Isto coloca pelo menos três questões que precisarão ser aprofundadas na discussão sobre a política nacional de defesa que o Congresso deve considerar proximamente, que prevê a vinculação de 2% do PIB em gastos federais com a área militar, 50 bilhões a mais.

Primeiro, pensar a estratégia militar como parte de uma política mais ampla de defesa nacional, que deve incluir também as áreas de saúde pública, educação, ciência e tecnologia, proteção ambiental, defesa civil e segurança interna. O setor público precisa se capacitar para enfrentar eventuais crises sanitárias, ambientais e sociais com propostas de estratégia e de políticas públicas equivalentes às que o Ministério da Defesa preparou para o setor militar.

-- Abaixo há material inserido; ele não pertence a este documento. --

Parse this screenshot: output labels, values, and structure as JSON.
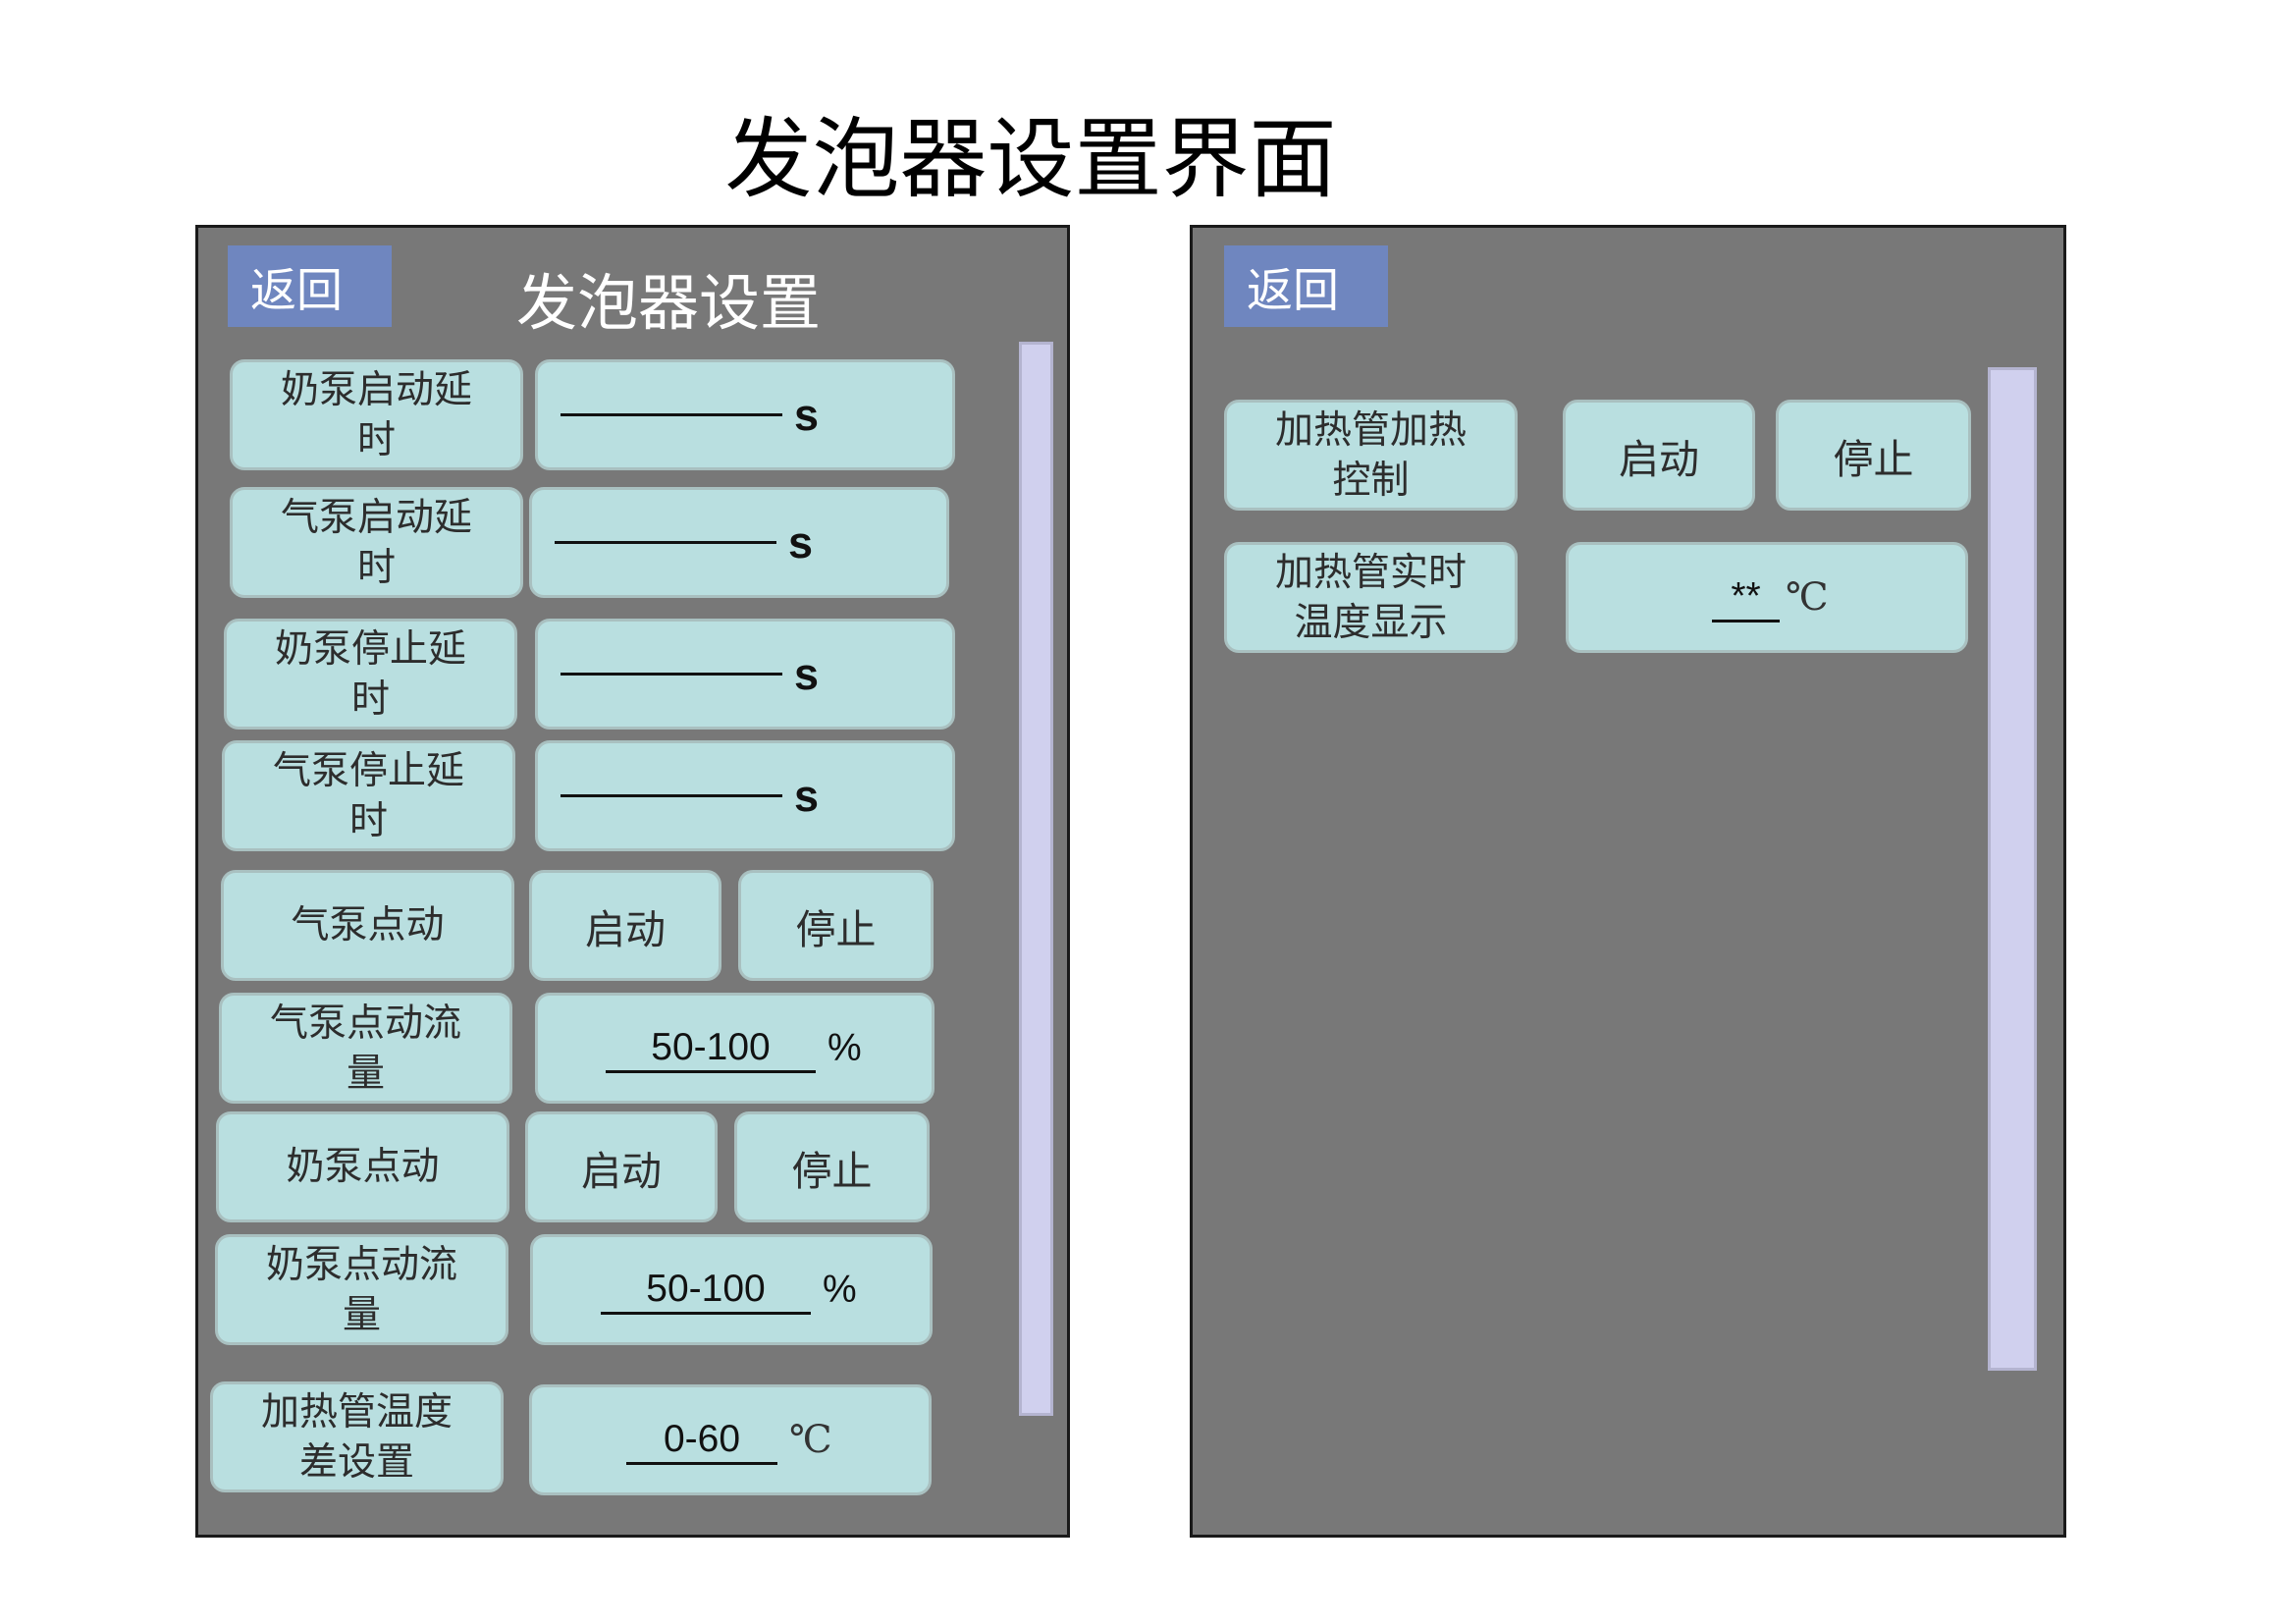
{
  "page_title": "发泡器设置界面",
  "left_panel": {
    "back_label": "返回",
    "title": "发泡器设置",
    "milk_pump_start_delay": {
      "label": "奶泵启动延\n时",
      "value": "",
      "unit": "s"
    },
    "air_pump_start_delay": {
      "label": "气泵启动延\n时",
      "value": "",
      "unit": "s"
    },
    "milk_pump_stop_delay": {
      "label": "奶泵停止延\n时",
      "value": "",
      "unit": "s"
    },
    "air_pump_stop_delay": {
      "label": "气泵停止延\n时",
      "value": "",
      "unit": "s"
    },
    "air_pump_jog": {
      "label": "气泵点动",
      "start_label": "启动",
      "stop_label": "停止"
    },
    "air_pump_jog_flow": {
      "label": "气泵点动流\n量",
      "value": "50-100",
      "unit": "%"
    },
    "milk_pump_jog": {
      "label": "奶泵点动",
      "start_label": "启动",
      "stop_label": "停止"
    },
    "milk_pump_jog_flow": {
      "label": "奶泵点动流\n量",
      "value": "50-100",
      "unit": "%"
    },
    "heater_temp_diff": {
      "label": "加热管温度\n差设置",
      "value": "0-60",
      "unit": "℃"
    }
  },
  "right_panel": {
    "back_label": "返回",
    "heater_control": {
      "label": "加热管加热\n控制",
      "start_label": "启动",
      "stop_label": "停止"
    },
    "heater_realtime_temp": {
      "label": "加热管实时\n温度显示",
      "value": "**",
      "unit": "℃"
    }
  },
  "colors": {
    "panel_bg": "#787878",
    "box_bg": "#b9dfe0",
    "back_button": "#6f86bf",
    "scrollbar": "#d0d0ee"
  }
}
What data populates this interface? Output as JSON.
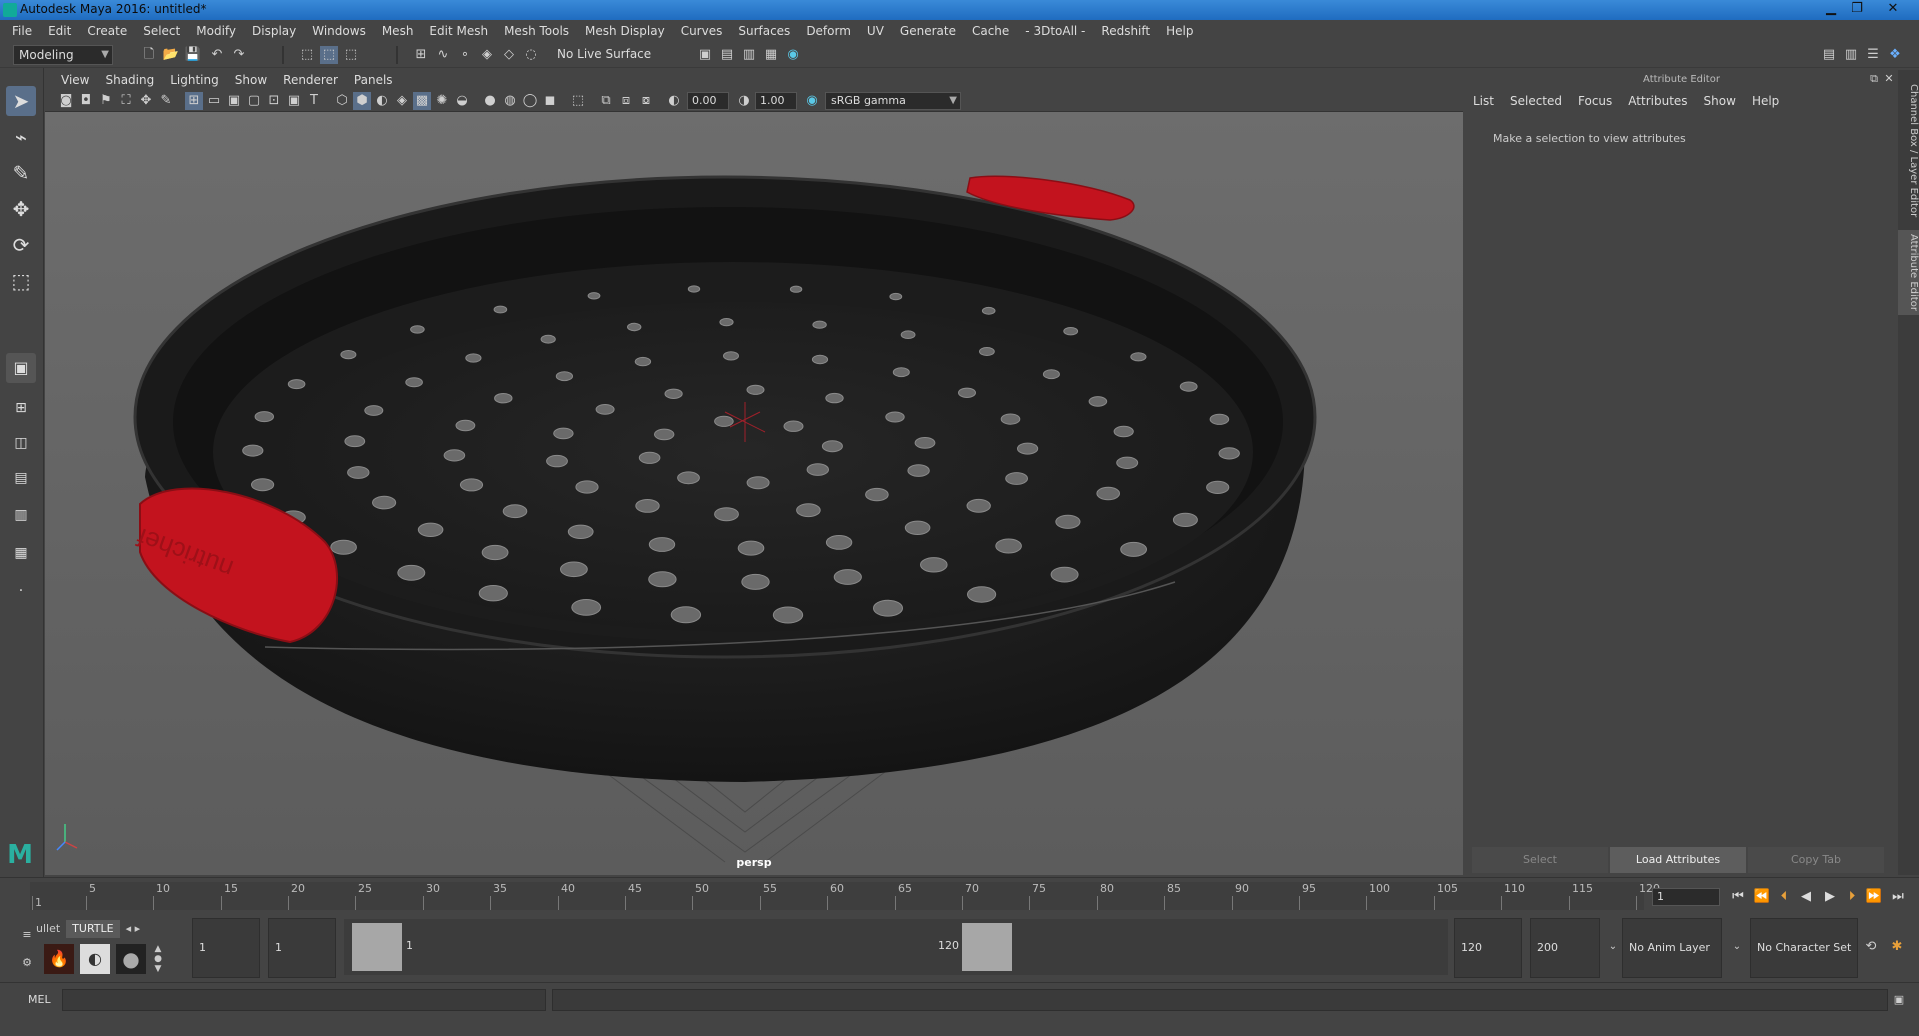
{
  "window": {
    "title": "Autodesk Maya 2016: untitled*",
    "minimize_icon": "minimize-icon",
    "restore_icon": "restore-icon",
    "close_icon": "close-icon"
  },
  "menubar": [
    "File",
    "Edit",
    "Create",
    "Select",
    "Modify",
    "Display",
    "Windows",
    "Mesh",
    "Edit Mesh",
    "Mesh Tools",
    "Mesh Display",
    "Curves",
    "Surfaces",
    "Deform",
    "UV",
    "Generate",
    "Cache",
    "- 3DtoAll -",
    "Redshift",
    "Help"
  ],
  "statusline": {
    "menuset": "Modeling",
    "live_surface": "No Live Surface"
  },
  "viewport": {
    "menu": [
      "View",
      "Shading",
      "Lighting",
      "Show",
      "Renderer",
      "Panels"
    ],
    "exposure": "0.00",
    "gamma": "1.00",
    "colorspace": "sRGB gamma",
    "camera_label": "persp",
    "model_text": "nutrichef",
    "colors": {
      "pan": "#1c1c1c",
      "handle": "#c3131e",
      "background": "#676767"
    }
  },
  "attribute_editor": {
    "title": "Attribute Editor",
    "menu": [
      "List",
      "Selected",
      "Focus",
      "Attributes",
      "Show",
      "Help"
    ],
    "message": "Make a selection to view attributes",
    "buttons": [
      "Select",
      "Load Attributes",
      "Copy Tab"
    ]
  },
  "side_tabs": [
    "Channel Box / Layer Editor",
    "Attribute Editor"
  ],
  "timeline": {
    "ticks": [
      1,
      5,
      10,
      15,
      20,
      25,
      30,
      35,
      40,
      45,
      50,
      55,
      60,
      65,
      70,
      75,
      80,
      85,
      90,
      95,
      100,
      105,
      110,
      115,
      120
    ],
    "start": 1,
    "end": 120,
    "current_frame": "1"
  },
  "range": {
    "start_field": "1",
    "start_range": "1",
    "slider_start_label": "1",
    "slider_end_label": "120",
    "end_range": "120",
    "end_field": "200",
    "anim_layer": "No Anim Layer",
    "character_set": "No Character Set"
  },
  "shelf": {
    "tabs": [
      "ullet",
      "TURTLE"
    ]
  },
  "mel": {
    "label": "MEL"
  }
}
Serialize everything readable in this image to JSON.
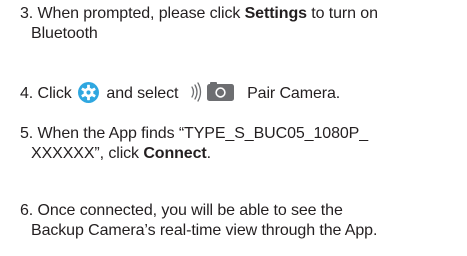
{
  "steps": {
    "s3": {
      "number": "3.",
      "pre": "When prompted, please click ",
      "bold": "Settings",
      "post": " to turn on",
      "line2": "Bluetooth"
    },
    "s4": {
      "number": "4.",
      "pre": "Click",
      "mid": "and select",
      "post": "Pair Camera.",
      "gear_icon": "settings-gear-icon",
      "pair_icon": "bluetooth-signal-camera-icon"
    },
    "s5": {
      "number": "5.",
      "pre": "When the App finds “TYPE_S_BUC05_1080P_",
      "line2_pre": "XXXXXX”, click ",
      "bold": "Connect",
      "post": "."
    },
    "s6": {
      "number": "6.",
      "line1": "Once connected, you will be able to see the",
      "line2": "Backup Camera’s real-time view through the App."
    }
  },
  "colors": {
    "text": "#231f20",
    "gear_blue": "#2fa7e0",
    "icon_grey": "#6d6e71"
  }
}
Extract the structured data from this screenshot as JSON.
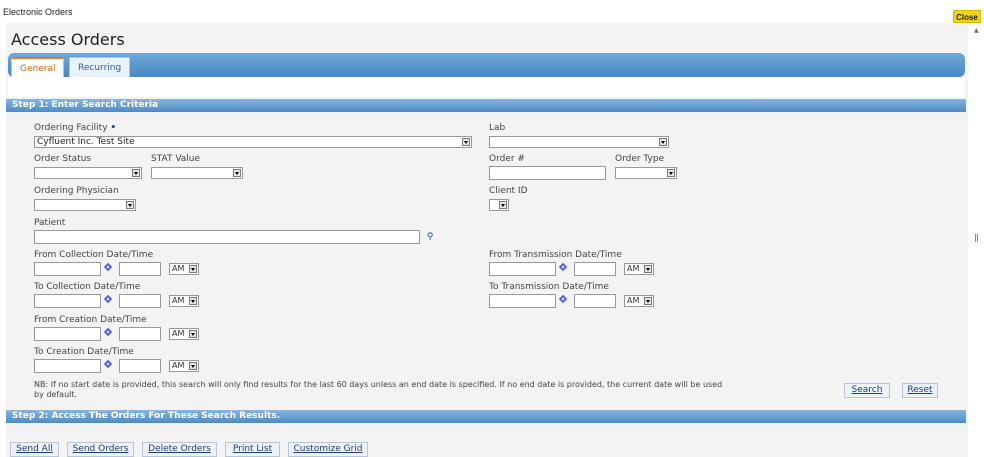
{
  "window": {
    "title": "Electronic Orders",
    "close_label": "Close"
  },
  "page": {
    "title": "Access Orders"
  },
  "tabs": [
    {
      "label": "General"
    },
    {
      "label": "Recurring"
    }
  ],
  "step1": {
    "title": "Step 1: Enter Search Criteria"
  },
  "fields": {
    "ordering_facility": {
      "label": "Ordering Facility",
      "required_marker": "•",
      "value": "Cyfluent Inc. Test Site"
    },
    "lab": {
      "label": "Lab",
      "value": ""
    },
    "order_status": {
      "label": "Order Status",
      "value": ""
    },
    "stat_value": {
      "label": "STAT Value",
      "value": ""
    },
    "order_number": {
      "label": "Order #",
      "value": ""
    },
    "order_type": {
      "label": "Order Type",
      "value": ""
    },
    "ordering_physician": {
      "label": "Ordering Physician",
      "value": ""
    },
    "client_id": {
      "label": "Client ID",
      "value": ""
    },
    "patient": {
      "label": "Patient",
      "value": ""
    },
    "from_collection": {
      "label": "From Collection Date/Time",
      "ampm": "AM"
    },
    "to_collection": {
      "label": "To Collection Date/Time",
      "ampm": "AM"
    },
    "from_creation": {
      "label": "From Creation Date/Time",
      "ampm": "AM"
    },
    "to_creation": {
      "label": "To Creation Date/Time",
      "ampm": "AM"
    },
    "from_transmission": {
      "label": "From Transmission Date/Time",
      "ampm": "AM"
    },
    "to_transmission": {
      "label": "To Transmission Date/Time",
      "ampm": "AM"
    }
  },
  "note": "NB: If no start date is provided, this search will only find results for the last 60 days unless an end date is specified. If no end date is provided, the current date will be used by default.",
  "actions": {
    "search": "Search",
    "reset": "Reset"
  },
  "step2": {
    "title": "Step 2: Access The Orders For These Search Results."
  },
  "bottom_buttons": [
    {
      "label": "Send All"
    },
    {
      "label": "Send Orders"
    },
    {
      "label": "Delete Orders"
    },
    {
      "label": "Print List"
    },
    {
      "label": "Customize Grid"
    }
  ],
  "icons": {
    "lookup": "magnifier-icon",
    "calendar": "calendar-icon",
    "dropdown": "chevron-down-icon"
  }
}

Os custos de equipar as forças armadas, assim como os custos de um sistema adequado de saúde pública e proteção ambiental, são potencialmente infinitos, é sempre possível querer mais. É preciso trabalhar dentro das restrições orçamentárias que se tornarão extremante fortes nos próximos anos, combinando os recursos federais com os estaduais, do setor privado e da cooperação internacional.

Segundo, há que avaliar se o conceito de segurança nacional hoje adotado pela área militar deveria se manter restrito ou se ampliar para outras áreas onde os recursos e a capacidade de mobilização das forças armadas poderiam dar uma contribuição mais regular e direta.

Não queremos voltar aos anos 60 e 70, quando um conceito extremamente ampliado de segurança nacional serviu para justificar o controle, pelos militares, de todo o Estado e da economia do país.

Não faz sentido manter toda esta estrutura de pessoal e equipamento indefinidamente isolada nos quartéis, na expectativa do exercício de sua “função precípua”, uma guerra convencional que dificilmente virá, quando poderiam estar sendo utilizados de muitas maneiras diferentes.

A área militar tem uma longa tradição de ações no âmbito civil, da construção de estradas ao relacionamento com as populações indígenas, dos tempos do Marechal Rondon, até o controle do tráfego aéreo civil pela Aeronáutica, sem falar no uso cada vez mais frequente de tropas em questões de segurança local e de fronteiras.

Deve ser possível pensar em um modelo híbrido, em que as forças armadas cumpram funções regulares na área civil, sem perder sua capacidade de mobilização militar quando necessário. Ao contrário de uma sociedade militarizada, o que precisamos é de um setor militar muito mais próximo do mundo civil.